Based on the mechanism of action and findings from animal reproduction studies, lenvatinib may cause fetal harm if administered in pregnancy. Verify pregnancy status prior to initiating lenvatinib in females of reproductive potential. Females of reproductive potential should use effective contraception during lenvatinib treatment and for at least 30 days after completion of therapy. Lenvatinib may impair fertility in males and females of reproductive potential.

Patient Education

• Discuss specific use of drug and side effects with patient as it relates to treatment. (HCAHPS: During this hospital stay, were you given any medicine that you had not taken before? Before giving you any new medicine, how often did hospital staff tell you what the medicine was for? How often did hospital staff describe possible side effects in a way you could understand?)

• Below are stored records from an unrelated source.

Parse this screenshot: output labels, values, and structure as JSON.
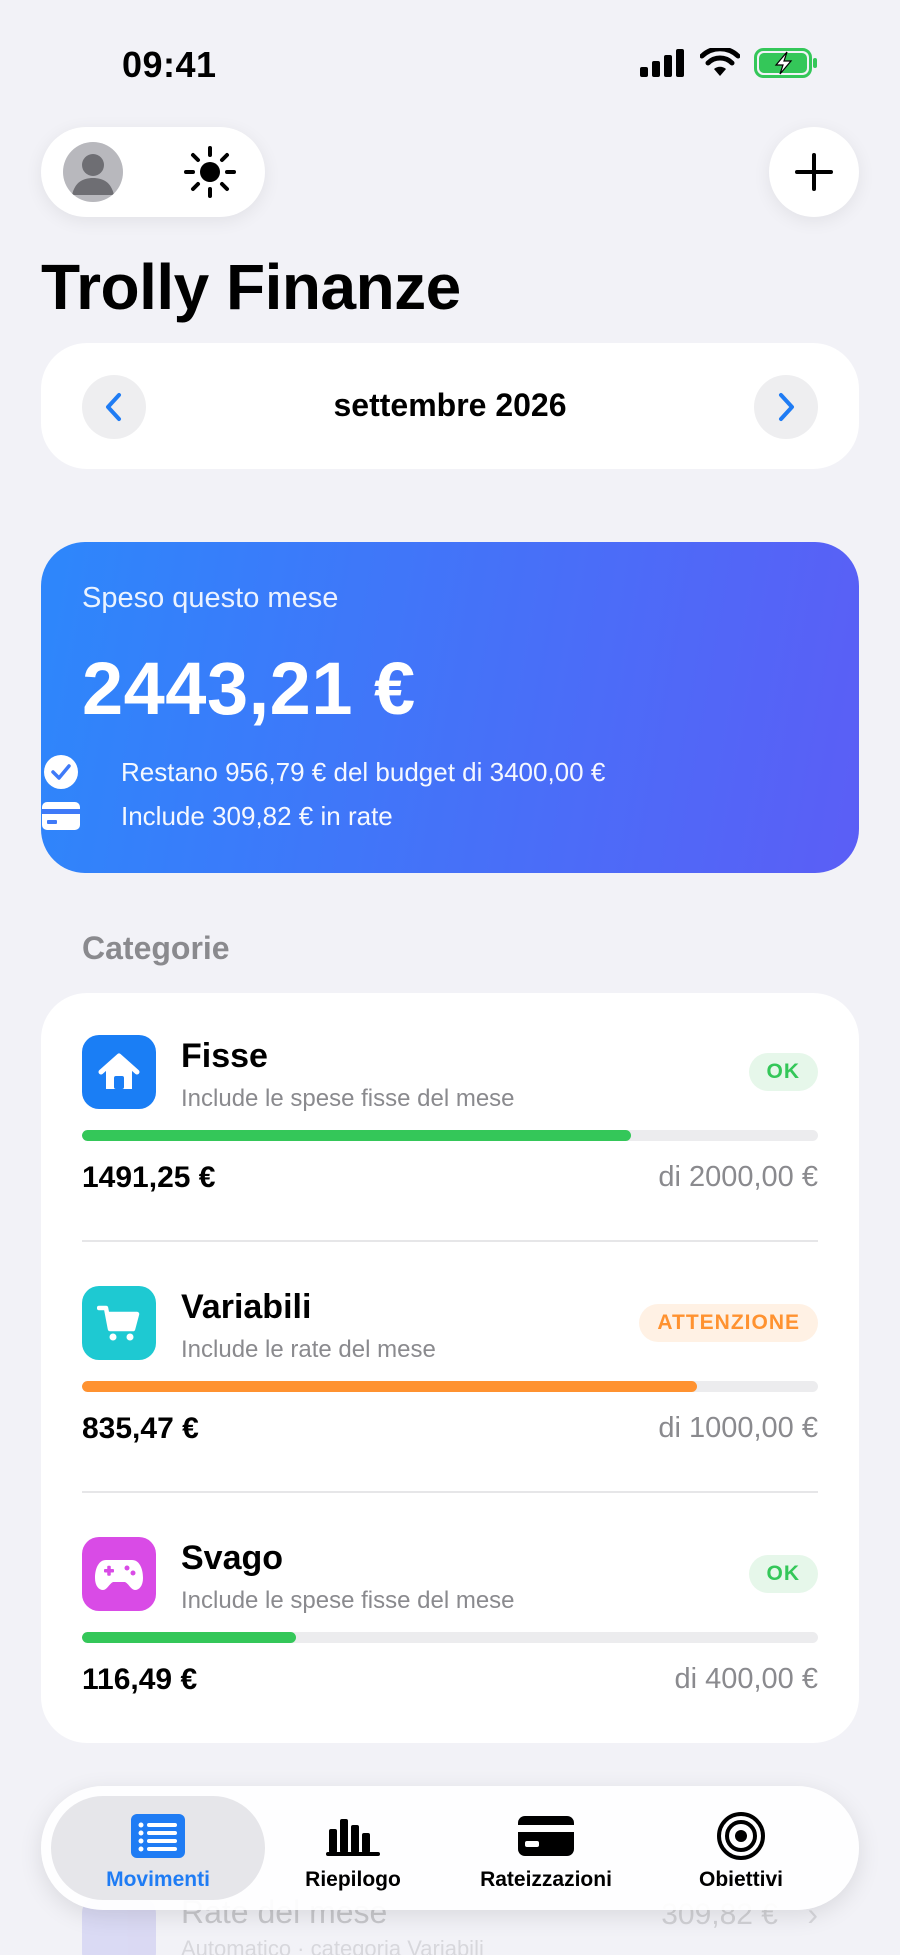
{
  "status": {
    "time": "09:41"
  },
  "header": {
    "title": "Trolly Finanze"
  },
  "month_nav": {
    "label": "settembre 2026"
  },
  "summary": {
    "label": "Speso questo mese",
    "amount": "2443,21 €",
    "remaining_text": "Restano 956,79 € del budget di 3400,00 €",
    "installments_text": "Include 309,82 € in rate"
  },
  "categories": {
    "title": "Categorie",
    "items": [
      {
        "name": "Fisse",
        "subtitle": "Include le spese fisse del mese",
        "status": "OK",
        "spent": "1491,25 €",
        "limit": "di 2000,00 €",
        "progress": 0.746,
        "color": "#34c759",
        "icon_color": "#1a7ef5"
      },
      {
        "name": "Variabili",
        "subtitle": "Include le rate del mese",
        "status": "ATTENZIONE",
        "spent": "835,47 €",
        "limit": "di 1000,00 €",
        "progress": 0.835,
        "color": "#ff9230",
        "icon_color": "#1ec9d2"
      },
      {
        "name": "Svago",
        "subtitle": "Include le spese fisse del mese",
        "status": "OK",
        "spent": "116,49 €",
        "limit": "di 400,00 €",
        "progress": 0.291,
        "color": "#34c759",
        "icon_color": "#d94be6"
      }
    ]
  },
  "behind": {
    "title": "Rate del mese",
    "subtitle": "Automatico · categoria Variabili",
    "amount": "309,82 €"
  },
  "tabbar": {
    "tabs": [
      {
        "label": "Movimenti",
        "icon": "list-icon",
        "active": true
      },
      {
        "label": "Riepilogo",
        "icon": "bar-chart-icon",
        "active": false
      },
      {
        "label": "Rateizzazioni",
        "icon": "credit-card-icon",
        "active": false
      },
      {
        "label": "Obiettivi",
        "icon": "target-icon",
        "active": false
      }
    ]
  },
  "colors": {
    "accent": "#1f7cf4",
    "ok": "#34c759",
    "warn": "#ff9230"
  }
}
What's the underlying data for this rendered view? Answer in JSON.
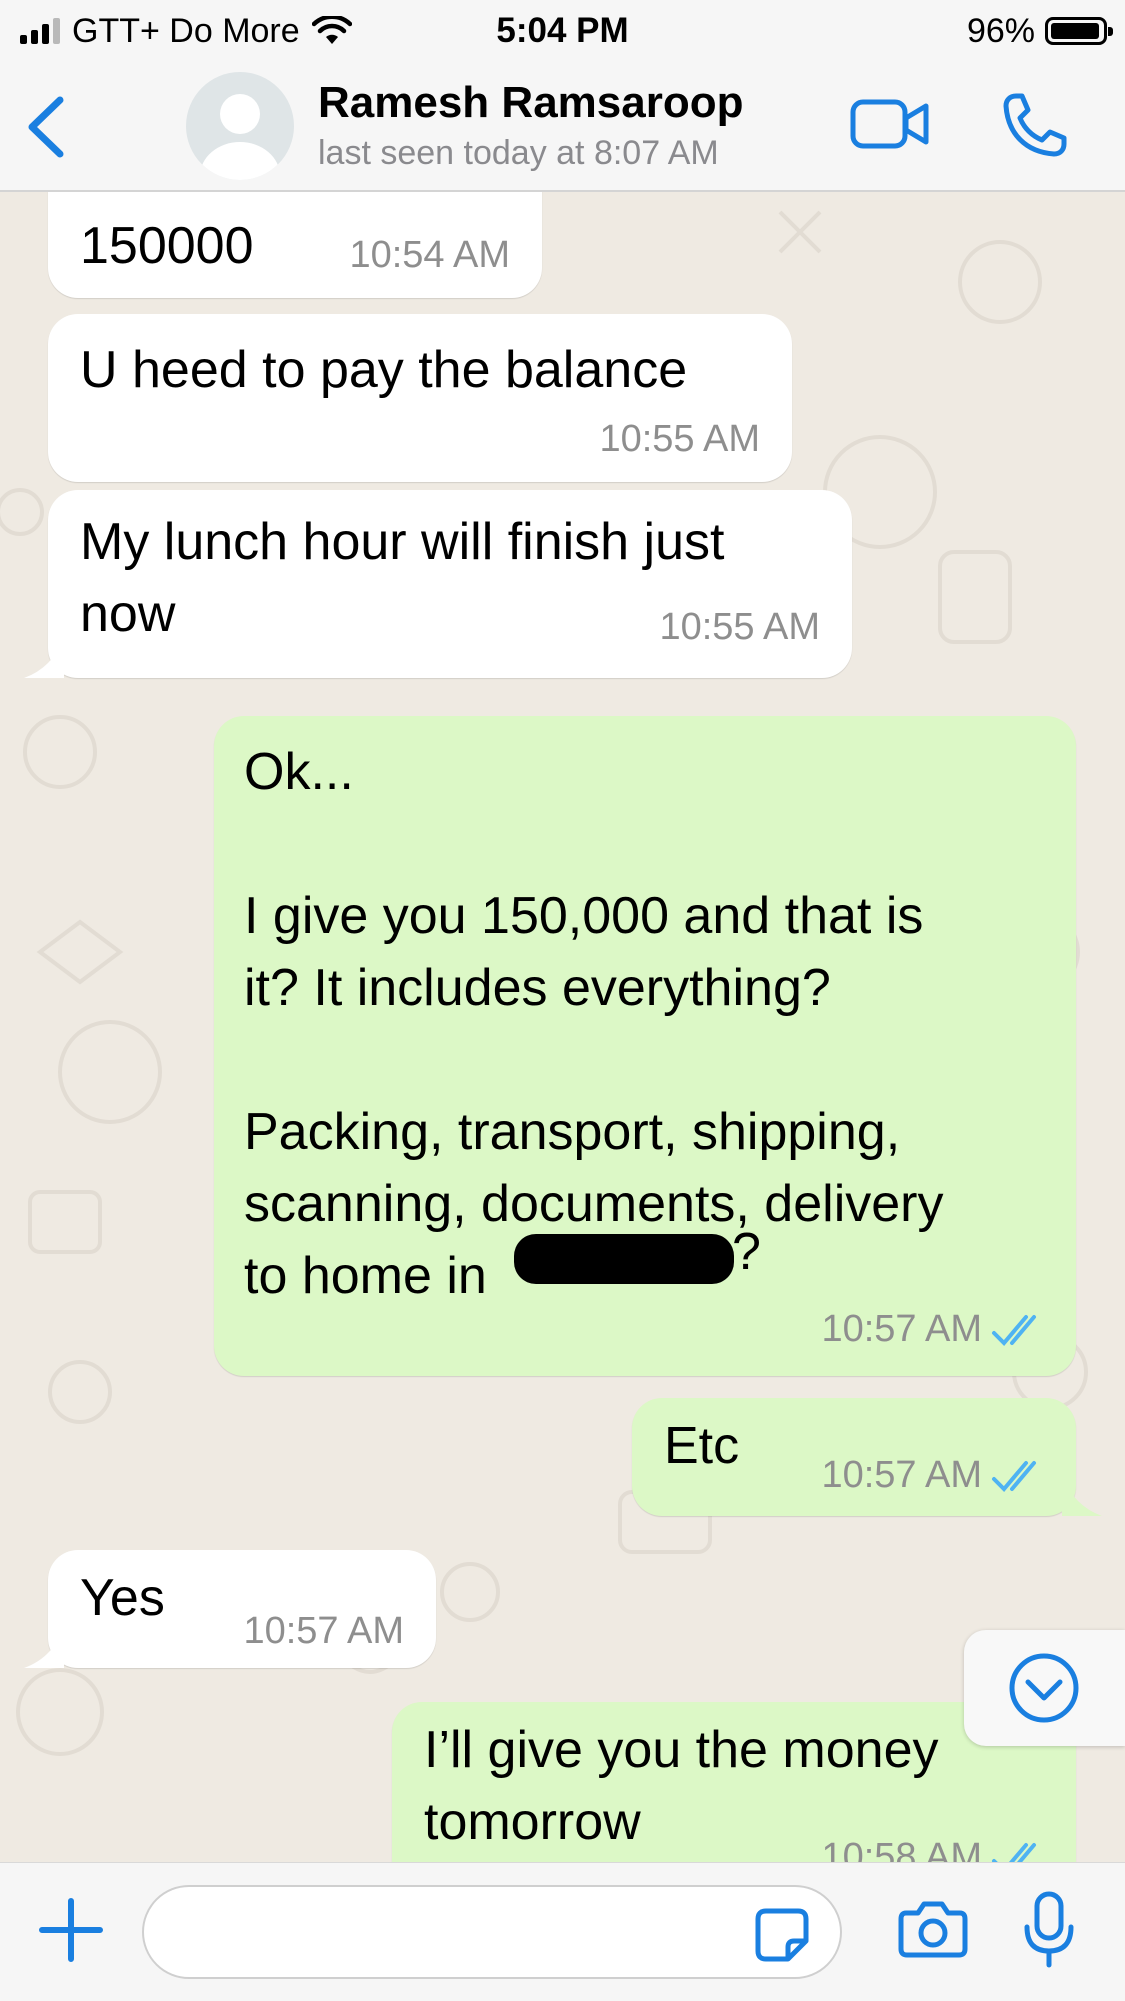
{
  "status_bar": {
    "carrier": "GTT+ Do More",
    "time": "5:04 PM",
    "battery": "96%",
    "battery_level": 0.96
  },
  "header": {
    "contact_name": "Ramesh Ramsaroop",
    "last_seen": "last seen today at 8:07 AM"
  },
  "messages": [
    {
      "direction": "incoming",
      "text": "150000",
      "time": "10:54 AM"
    },
    {
      "direction": "incoming",
      "text": "U heed to pay the balance",
      "time": "10:55 AM"
    },
    {
      "direction": "incoming",
      "text": "My lunch hour will finish just\nnow",
      "time": "10:55 AM"
    },
    {
      "direction": "outgoing",
      "text": "Ok...\n\nI give you 150,000 and that is\nit? It includes everything?\n\nPacking, transport, shipping,\nscanning, documents, delivery\nto home in",
      "text_after_redaction": "?",
      "time": "10:57 AM",
      "status": "read"
    },
    {
      "direction": "outgoing",
      "text": "Etc",
      "time": "10:57 AM",
      "status": "read"
    },
    {
      "direction": "incoming",
      "text": "Yes",
      "time": "10:57 AM"
    },
    {
      "direction": "outgoing",
      "text": "I’ll give you the money\ntomorrow",
      "time": "10:58 AM",
      "status": "read"
    }
  ],
  "colors": {
    "accent": "#1a7fe0",
    "incoming_bubble": "#ffffff",
    "outgoing_bubble": "#dcf8c6",
    "chat_background": "#efeae2",
    "read_ticks": "#4fb3f2"
  },
  "icons": [
    "back-chevron-icon",
    "avatar-placeholder-icon",
    "video-call-icon",
    "phone-icon",
    "scroll-down-icon",
    "plus-icon",
    "sticker-icon",
    "camera-icon",
    "microphone-icon",
    "read-ticks-icon"
  ]
}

• Patient may experience change in taste, loss of strength and energy, cough, constipation, lack of appetite, dry mouth, hair loss, heartburn, mouth pain, mouth sores, mouth irritation, muscle pain, joint pain, nausea, vomiting, insomnia, change in voice, or weight loss. Have patient report immediately to prescriber signs of posterior reversible encephalopathy syndrome (confusion, not alert, vision changes, seizures, or severe headache), signs of liver problems (dark urine, fatigue, lack of appetite, nausea, abdominal pain, light-colored stools, vomiting, or jaundice), signs of blood clots (numbness or weakness on one side of the body; pain, redness, tenderness, warmth, or swelling in the arms or legs; change in color of an arm or leg; angina; shortness of breath; tachycardia; or coughing up blood), signs of severe cerebrovascular disease (change in strength on one side is greater than the other, difficulty speaking or thinking, change in balance, or vision changes), signs of bleeding (vomiting blood or vomit that looks like coffee grounds; coughing up blood; hematuria; black, red, or tarry stools; bleeding from the gums; abnormal vaginal bleeding; bruises without a reason or that get bigger; or any severe or persistent bleeding), signs of a low thyroid level (constipation; difficulty handling heat or cold; memory problems; mood changes; or burning, numbness, or tingling feeling), signs of fluid and electrolyte problems (mood changes, confusion, muscle pain or weakness, abnormal heartbeat, severe dizziness, passing out, tachycardia, increased thirst, seizures, loss of strength and energy, lack of appetite, urinary retention or change in amount of urine passed, dry mouth, dry eyes, or nausea or vomiting), signs of kidney problems (urinary retention, hematuria, change in amount of urine passed, or weight gain), signs of a urinary tract infection (hematuria, burning or painful urination, polyuria, fever, lower abdominal pain, or pelvic pain), signs of heart problems (cough or shortness of breath that is new or worse, swelling of the ankles or legs, abnormal heartbeat, weight gain of more than five pounds in 24 hours, dizziness, or passing out), severe headache, vision changes, severe dizziness, passing out, tachycardia, abnormal heartbeat, redness or irritation of palms or soles of feet, severe abdominal pain, impaired wound healing, or severe or persistent diarrhea (HCAHPS).

• Educate patient about signs of a significant reaction (eg, wheezing; chest tightness; fever; itching; bad cough; blue skin color; seizures; or swelling of face, lips, tongue, or throat). Note: This is not a comprehensive list of all side effects. Patient should consult prescriber for additional questions.

Intended Use and Disclaimer: Should not be printed and given to patients. This information is intended to serve as a concise initial reference for health care professionals to use when discussing medications with a patient. You must ultimately rely on your own discretion, experience, and judgment in diagnosing, treating, and advising patients.